Building upon the “emotional turn” in the history of International Relations, I examined 1) the way in which emotional vocabulary shaped the narratives about the past and future of Europe, with case studies on Coudenhove’s Pan-Europa (1923) and the Council of Europe (1949)(with Martijn Kool), 2) how the emotional connotation of religious concepts shapes narratives about Europe, with case studies on Adenauer’s understanding of the Christian Abendland and Pope Pius XII’s Papal blueprints for Europe.

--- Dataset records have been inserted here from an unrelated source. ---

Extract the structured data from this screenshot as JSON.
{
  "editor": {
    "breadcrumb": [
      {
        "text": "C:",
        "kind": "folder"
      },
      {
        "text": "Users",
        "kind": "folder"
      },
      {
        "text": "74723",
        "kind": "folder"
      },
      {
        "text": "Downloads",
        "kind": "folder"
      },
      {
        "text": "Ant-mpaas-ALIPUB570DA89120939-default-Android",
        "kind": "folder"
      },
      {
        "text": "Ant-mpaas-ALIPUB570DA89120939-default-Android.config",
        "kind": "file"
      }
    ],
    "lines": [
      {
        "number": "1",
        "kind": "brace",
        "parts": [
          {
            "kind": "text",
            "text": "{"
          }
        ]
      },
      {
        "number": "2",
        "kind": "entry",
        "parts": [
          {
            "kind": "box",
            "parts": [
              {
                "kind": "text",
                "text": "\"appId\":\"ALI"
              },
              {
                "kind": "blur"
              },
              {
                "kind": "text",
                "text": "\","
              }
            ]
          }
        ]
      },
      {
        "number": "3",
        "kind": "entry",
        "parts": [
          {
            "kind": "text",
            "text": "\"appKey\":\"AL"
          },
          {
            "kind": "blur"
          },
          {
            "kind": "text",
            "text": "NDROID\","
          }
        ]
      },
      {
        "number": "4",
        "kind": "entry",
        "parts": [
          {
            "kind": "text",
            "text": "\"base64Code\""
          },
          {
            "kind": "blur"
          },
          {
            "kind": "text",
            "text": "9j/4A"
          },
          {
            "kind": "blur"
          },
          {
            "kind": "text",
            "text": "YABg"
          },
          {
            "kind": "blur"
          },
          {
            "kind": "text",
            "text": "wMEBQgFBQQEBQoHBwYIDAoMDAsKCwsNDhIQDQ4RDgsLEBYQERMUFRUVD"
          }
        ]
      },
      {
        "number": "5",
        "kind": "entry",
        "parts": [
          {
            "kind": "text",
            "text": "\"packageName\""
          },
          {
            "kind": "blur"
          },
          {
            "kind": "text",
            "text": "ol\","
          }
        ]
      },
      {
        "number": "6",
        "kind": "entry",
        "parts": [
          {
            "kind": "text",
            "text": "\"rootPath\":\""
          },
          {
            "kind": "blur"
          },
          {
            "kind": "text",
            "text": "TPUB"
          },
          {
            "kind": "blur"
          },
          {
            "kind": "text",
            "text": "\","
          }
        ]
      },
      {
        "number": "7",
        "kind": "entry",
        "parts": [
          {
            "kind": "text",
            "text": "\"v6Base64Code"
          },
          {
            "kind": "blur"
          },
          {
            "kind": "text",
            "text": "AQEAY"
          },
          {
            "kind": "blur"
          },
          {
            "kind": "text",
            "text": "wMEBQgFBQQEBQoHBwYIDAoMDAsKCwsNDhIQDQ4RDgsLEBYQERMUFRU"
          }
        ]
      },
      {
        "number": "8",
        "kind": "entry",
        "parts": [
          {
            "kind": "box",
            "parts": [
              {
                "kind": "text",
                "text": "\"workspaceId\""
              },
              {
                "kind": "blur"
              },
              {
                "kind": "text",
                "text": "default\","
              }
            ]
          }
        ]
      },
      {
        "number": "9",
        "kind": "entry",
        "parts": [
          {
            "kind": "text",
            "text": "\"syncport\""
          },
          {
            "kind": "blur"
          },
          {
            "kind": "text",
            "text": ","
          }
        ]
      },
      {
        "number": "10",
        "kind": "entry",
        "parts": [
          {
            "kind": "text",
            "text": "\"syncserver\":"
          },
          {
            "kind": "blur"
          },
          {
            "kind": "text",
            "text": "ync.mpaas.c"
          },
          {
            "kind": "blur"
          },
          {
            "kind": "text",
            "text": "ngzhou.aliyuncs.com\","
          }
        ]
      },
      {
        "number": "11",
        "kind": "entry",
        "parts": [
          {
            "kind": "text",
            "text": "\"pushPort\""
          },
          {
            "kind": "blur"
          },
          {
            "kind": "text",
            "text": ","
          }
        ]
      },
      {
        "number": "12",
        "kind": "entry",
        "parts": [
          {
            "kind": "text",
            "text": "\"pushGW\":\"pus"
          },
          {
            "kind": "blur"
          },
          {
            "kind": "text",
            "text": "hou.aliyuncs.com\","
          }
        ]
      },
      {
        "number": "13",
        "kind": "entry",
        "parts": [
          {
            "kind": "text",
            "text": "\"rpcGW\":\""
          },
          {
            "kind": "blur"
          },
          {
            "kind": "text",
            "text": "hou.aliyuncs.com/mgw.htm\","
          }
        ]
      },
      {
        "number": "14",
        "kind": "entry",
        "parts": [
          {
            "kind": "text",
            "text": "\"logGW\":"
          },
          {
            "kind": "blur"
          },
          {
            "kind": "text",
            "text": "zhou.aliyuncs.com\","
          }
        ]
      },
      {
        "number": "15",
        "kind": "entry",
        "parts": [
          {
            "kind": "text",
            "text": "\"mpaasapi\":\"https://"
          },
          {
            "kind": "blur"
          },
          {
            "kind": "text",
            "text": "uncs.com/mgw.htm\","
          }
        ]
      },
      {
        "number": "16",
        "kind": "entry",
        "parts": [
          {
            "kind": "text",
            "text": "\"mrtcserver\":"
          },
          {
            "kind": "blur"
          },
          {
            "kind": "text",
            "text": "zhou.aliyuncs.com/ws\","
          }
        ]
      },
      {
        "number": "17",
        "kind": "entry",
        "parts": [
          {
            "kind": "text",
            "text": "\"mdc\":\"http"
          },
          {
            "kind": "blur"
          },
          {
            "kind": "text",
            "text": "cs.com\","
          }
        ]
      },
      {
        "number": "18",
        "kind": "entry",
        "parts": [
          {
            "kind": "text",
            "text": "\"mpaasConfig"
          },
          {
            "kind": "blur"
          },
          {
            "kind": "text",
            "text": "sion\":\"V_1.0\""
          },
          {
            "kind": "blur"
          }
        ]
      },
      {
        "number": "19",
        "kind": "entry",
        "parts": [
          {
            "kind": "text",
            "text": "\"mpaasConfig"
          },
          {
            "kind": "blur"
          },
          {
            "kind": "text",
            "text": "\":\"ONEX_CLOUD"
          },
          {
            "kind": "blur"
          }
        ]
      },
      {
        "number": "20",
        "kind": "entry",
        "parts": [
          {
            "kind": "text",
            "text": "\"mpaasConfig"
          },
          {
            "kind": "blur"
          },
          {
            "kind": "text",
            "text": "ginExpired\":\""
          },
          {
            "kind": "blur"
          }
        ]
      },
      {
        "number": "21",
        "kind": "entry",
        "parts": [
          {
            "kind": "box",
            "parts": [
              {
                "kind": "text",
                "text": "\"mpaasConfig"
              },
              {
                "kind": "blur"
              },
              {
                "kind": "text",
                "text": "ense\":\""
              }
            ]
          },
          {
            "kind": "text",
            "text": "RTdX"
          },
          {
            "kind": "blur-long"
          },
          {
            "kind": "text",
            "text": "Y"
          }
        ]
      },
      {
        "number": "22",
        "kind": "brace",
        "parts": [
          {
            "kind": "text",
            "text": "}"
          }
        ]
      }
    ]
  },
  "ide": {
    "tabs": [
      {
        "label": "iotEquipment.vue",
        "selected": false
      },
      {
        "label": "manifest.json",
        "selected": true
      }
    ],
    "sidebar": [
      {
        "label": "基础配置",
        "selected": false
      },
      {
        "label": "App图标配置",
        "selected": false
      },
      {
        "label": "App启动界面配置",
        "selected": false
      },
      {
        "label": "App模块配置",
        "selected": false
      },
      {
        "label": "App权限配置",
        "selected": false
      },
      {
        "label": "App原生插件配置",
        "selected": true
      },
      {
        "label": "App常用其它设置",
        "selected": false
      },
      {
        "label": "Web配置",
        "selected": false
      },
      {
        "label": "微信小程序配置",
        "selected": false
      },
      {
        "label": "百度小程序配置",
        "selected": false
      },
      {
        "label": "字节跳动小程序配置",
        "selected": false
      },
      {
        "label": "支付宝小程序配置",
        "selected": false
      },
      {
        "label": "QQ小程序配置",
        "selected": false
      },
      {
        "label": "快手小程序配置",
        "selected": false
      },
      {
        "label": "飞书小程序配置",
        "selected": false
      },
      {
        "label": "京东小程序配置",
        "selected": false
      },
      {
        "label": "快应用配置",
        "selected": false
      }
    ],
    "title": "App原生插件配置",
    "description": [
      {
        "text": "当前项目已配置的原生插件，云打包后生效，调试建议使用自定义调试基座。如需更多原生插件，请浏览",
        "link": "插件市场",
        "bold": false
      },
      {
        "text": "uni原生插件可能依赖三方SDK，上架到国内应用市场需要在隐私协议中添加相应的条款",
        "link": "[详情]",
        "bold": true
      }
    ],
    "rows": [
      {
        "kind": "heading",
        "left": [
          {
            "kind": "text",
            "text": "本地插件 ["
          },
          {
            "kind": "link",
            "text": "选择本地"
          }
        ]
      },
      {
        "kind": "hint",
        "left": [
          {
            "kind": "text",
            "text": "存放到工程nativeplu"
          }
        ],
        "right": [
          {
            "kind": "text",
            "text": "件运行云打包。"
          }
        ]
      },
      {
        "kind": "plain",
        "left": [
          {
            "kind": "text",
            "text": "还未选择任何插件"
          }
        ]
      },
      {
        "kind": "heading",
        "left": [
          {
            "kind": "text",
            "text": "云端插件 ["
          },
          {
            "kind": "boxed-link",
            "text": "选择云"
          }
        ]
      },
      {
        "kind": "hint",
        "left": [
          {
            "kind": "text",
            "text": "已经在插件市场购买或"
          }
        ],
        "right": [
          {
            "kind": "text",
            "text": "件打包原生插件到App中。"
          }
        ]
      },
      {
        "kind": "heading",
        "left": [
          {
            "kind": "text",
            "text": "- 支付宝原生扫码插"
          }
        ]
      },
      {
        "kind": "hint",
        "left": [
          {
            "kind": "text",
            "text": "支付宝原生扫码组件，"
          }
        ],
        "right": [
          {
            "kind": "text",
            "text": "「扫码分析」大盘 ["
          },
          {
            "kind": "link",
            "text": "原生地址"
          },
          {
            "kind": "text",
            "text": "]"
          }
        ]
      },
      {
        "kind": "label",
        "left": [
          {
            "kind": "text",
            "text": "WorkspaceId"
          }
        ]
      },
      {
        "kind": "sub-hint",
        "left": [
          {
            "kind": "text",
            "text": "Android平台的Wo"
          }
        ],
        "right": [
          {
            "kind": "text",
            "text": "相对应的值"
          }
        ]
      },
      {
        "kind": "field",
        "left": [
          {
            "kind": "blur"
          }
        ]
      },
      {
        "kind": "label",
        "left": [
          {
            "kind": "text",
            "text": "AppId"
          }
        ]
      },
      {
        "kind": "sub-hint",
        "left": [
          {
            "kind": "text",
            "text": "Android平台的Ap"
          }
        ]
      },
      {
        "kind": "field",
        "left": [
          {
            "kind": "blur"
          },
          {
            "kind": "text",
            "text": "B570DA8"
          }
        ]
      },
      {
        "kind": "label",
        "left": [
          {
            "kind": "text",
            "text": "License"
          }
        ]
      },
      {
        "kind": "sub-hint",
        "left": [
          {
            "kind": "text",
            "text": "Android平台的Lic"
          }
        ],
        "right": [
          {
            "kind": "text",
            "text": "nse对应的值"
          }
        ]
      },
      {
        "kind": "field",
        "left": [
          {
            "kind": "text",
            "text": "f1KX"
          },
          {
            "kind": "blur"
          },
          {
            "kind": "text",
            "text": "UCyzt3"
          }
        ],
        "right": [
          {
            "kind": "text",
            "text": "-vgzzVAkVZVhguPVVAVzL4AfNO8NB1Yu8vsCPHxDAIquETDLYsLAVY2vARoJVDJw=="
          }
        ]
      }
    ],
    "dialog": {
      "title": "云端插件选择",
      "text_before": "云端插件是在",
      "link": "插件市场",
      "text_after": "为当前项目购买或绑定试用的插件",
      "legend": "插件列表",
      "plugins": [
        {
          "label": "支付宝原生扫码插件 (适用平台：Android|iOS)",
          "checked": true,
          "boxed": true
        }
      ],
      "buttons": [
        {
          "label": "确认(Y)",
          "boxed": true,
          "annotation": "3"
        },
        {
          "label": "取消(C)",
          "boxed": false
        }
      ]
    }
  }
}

Normative Power and Military Means: the evolving character of the EU’s international power
2012-2016
Vrije Universiteit Amsterdam
Doctoral Researcher
Funding: NWO Research Talent
Promotor: Ben Crum
2e Promotor: Liesbet Hooghe
From 2003-2016, the EU has launched 11 military operations as part of its Common Security and Defence Policy. While the EU’s use of force has often been presented as part of promoting the EU’s peace project beyond its borders, this idea of the EU as a “force for good” has been fiercely criticized as well. The character of the EU as international security actor is essentially contested. Hence, this dissertation aims to answer the question: How has the character of the EU as an international power evolved ever since it started to launch military operations?
I assess the EU’s international power along three dimensions: policy-embeddedness, justification and UN-authorization. A comprehensive analysis of the EU’s military operations along these dimensions shows that the EU has evolved from a normative power to a more liberal power.
Moreover, distinguishing between four advocacy coalitions (Global Power EU, Euro-Atlanticists, Human Security and the Bystanders) I examine the decision-making dynamics of three specific military operations: EUFOR Althea, EUNAVOR Atalanta, EUNAVFOR Sophia. I argue that rather than “learning” or “hard bargaining” it is “cooperative bargaining” that characterizes the decision-making in the EU’s Common Security and Defence Policy.